但實事求是的說,她眼裏視為平常的舉動,換個人來,就足夠讓人直接情根深種了。
野心家的忠誠、自私者的犧牲、無情者的奉獻……這往往才更讓人震撼。
就像壞人做一件好事就會讓人覺得他還有的救,而好人做一件壞事便會讓人覺得僞善一樣,燕清黎的身份為她套上了太多的光環,于是稍微屈尊便讓人覺得情深至此。
當然,秋蘭溪也清楚,這可算不上稍微屈尊,燕清黎能做到這一步确實是有心了,可她對當一只寵物沒什麽興趣,所以就全把燕清黎的情話和行為當成舒适的空調這樣的公共設施。
——自己可以享受,別人也能享受。
這樣一想,也就不覺得自己有多特別了。
而且,精神和物質都不貧瘠的人,是不會被小恩小惠打動的,對秋蘭溪來說,若不是身處陌生的環境,她連那一點悸動都不會有。
心裏平靜,面上她卻表現出一副十足的少女懷春的模樣,燕清黎禁不住捏了捏她的臉:“這麽高興?”
秋蘭溪笑眯眯的,也不回答,燕清黎便不再問,依舊按照以往的節奏,可秋蘭溪就像是一條熱情的金毛,平常在她做事時好不打擾的她,現下卻能冷不丁湊過來:“殿下,我可以親你嗎?”
燕清黎怔了一下,才道:“為何要親?”
“就是突然想了嘛~”秋蘭溪的聲音都帶着股難言的甜意,沒來由讓人覺得酥了一下。
見她沒有直接拒絕,秋蘭溪就自然的坐在了她腿上。
突然的親密姿勢讓燕清黎一時都沒有反應過來,然而秋蘭溪卻是直接就捧着她的臉親吻起來,像是要用唇描摹她的容顏一般,細細密密的落下。
她并不糾纏,燕清黎沒回過神來時,她便直接離開沒有再糾纏了,好似對她來說,就是突然想親她一下,于是便過來了,滿足了,也就離開了。
這樣熱烈的直球,第一次讓燕清黎感到了些許吃不消,她是內斂之人,而秋蘭溪表現得卻有些過于跳脫,這是她再怎麽隐藏骨子裏也磨不掉的。
全天下,不會再有另一個像她這樣表達情感的人,也不會像她這樣放肆。
燕清黎閉上眼,輕輕嘆了口氣,不知她這樣究竟是好是壞,因為連她自己都不清楚這份待她的特別能持續多久。

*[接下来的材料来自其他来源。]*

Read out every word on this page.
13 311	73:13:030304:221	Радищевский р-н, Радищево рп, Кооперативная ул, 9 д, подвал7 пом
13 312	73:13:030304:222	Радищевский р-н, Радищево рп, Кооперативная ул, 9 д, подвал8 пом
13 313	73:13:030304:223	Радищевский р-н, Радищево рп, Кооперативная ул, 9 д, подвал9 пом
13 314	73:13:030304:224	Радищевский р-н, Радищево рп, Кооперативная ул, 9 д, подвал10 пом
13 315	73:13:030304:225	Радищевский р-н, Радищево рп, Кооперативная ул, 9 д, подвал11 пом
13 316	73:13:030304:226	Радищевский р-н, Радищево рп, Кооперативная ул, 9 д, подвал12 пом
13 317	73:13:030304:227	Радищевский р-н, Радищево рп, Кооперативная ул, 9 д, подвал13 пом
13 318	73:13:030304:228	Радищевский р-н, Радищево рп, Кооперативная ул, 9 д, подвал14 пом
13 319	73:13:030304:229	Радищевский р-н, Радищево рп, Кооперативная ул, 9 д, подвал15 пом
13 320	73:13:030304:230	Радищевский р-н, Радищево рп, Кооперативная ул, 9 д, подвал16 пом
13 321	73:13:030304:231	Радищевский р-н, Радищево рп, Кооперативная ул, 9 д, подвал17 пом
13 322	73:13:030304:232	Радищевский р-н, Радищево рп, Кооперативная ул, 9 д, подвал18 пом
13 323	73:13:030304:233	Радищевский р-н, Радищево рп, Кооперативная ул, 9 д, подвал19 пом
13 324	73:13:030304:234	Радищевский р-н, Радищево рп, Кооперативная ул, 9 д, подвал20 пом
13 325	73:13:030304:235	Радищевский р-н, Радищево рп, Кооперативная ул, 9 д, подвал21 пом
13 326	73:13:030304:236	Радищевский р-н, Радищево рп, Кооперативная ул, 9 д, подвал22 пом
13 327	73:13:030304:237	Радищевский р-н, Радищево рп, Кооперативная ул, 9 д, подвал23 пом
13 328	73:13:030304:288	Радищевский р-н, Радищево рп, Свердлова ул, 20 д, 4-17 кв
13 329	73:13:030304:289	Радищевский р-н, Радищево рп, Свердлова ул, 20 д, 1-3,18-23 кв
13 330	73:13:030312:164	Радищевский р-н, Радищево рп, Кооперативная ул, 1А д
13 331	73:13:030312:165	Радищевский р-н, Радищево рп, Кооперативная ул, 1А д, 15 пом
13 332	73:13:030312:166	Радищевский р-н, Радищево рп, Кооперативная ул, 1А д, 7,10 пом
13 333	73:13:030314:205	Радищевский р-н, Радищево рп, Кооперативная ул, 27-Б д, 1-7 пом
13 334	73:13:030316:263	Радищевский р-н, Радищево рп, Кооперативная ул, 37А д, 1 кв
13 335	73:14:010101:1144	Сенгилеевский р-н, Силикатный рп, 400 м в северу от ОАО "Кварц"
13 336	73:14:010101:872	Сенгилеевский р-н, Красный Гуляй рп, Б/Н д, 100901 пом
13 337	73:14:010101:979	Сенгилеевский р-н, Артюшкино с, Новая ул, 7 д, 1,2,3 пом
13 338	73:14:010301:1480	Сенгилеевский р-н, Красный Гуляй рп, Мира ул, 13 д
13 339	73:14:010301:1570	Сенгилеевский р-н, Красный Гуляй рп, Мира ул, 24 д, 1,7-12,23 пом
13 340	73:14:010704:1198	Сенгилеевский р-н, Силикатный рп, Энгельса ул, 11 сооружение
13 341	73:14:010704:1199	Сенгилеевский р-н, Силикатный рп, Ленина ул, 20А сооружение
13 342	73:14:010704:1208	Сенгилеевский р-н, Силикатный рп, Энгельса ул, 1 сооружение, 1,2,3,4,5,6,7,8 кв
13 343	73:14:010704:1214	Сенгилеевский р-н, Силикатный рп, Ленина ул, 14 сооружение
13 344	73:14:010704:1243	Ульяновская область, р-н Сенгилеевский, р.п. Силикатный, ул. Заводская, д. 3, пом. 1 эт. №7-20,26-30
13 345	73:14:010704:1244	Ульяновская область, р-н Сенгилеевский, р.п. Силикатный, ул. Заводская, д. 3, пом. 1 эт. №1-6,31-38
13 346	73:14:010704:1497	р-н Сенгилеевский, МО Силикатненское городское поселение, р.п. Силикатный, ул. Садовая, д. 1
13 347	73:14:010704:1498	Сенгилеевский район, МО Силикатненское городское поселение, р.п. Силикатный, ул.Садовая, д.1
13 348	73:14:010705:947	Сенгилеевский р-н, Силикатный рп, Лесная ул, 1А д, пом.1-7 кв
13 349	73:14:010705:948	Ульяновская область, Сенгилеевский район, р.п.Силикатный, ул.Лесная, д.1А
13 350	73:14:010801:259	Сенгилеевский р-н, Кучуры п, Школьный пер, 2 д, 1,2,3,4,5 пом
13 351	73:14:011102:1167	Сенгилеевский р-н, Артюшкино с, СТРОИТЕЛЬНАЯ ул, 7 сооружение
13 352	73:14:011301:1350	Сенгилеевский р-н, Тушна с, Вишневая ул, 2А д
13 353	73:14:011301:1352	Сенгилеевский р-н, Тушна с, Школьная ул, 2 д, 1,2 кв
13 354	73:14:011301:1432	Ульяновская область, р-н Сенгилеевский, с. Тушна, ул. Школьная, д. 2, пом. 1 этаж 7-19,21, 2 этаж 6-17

她垂首,像是毫無波瀾起伏一般繼續做着自己的事,秋蘭溪也沒有再打擾她,直至入睡時才又湊了過來,含羞帶怯:“殿下……”
“嗯?”
燕清黎輕輕揚眉,包容地看她。
于是秋蘭溪便像是得了首肯一般,俯身沿着她的嘴角輕輕描繪。
她不曾做過這些,理論知識卻極為豐富,于是表現得便像是無師自通一般,熾熱又濃烈的引着她一起沉淪。
意亂情迷,呼吸纏-綿。
直至衣襟被敞開時,燕清黎才驟然清醒過來,捉住她的手,輕抿起唇:“可以了。”
“什麽?”秋蘭溪愕然地睜大眼睛,像是沒反應過來,須臾,她臉上血色便頃刻褪去,悶聲道,“是我冒犯了。”
她的眼睫顫抖不停,像是好不容易爬上懸崖的人又被殘忍的推了下去,連晶亮的眸子都變得黯淡起來。
“卿卿……”燕清黎張了張嘴,試圖解釋些什麽,然而秋蘭溪卻像是覺得她要說出什麽更殘忍的話來,立馬伸手捂住耳朵,整個人便直接離開她躺了下去,背對着她,直接肩膀還因啜泣而小幅度的聳-動着。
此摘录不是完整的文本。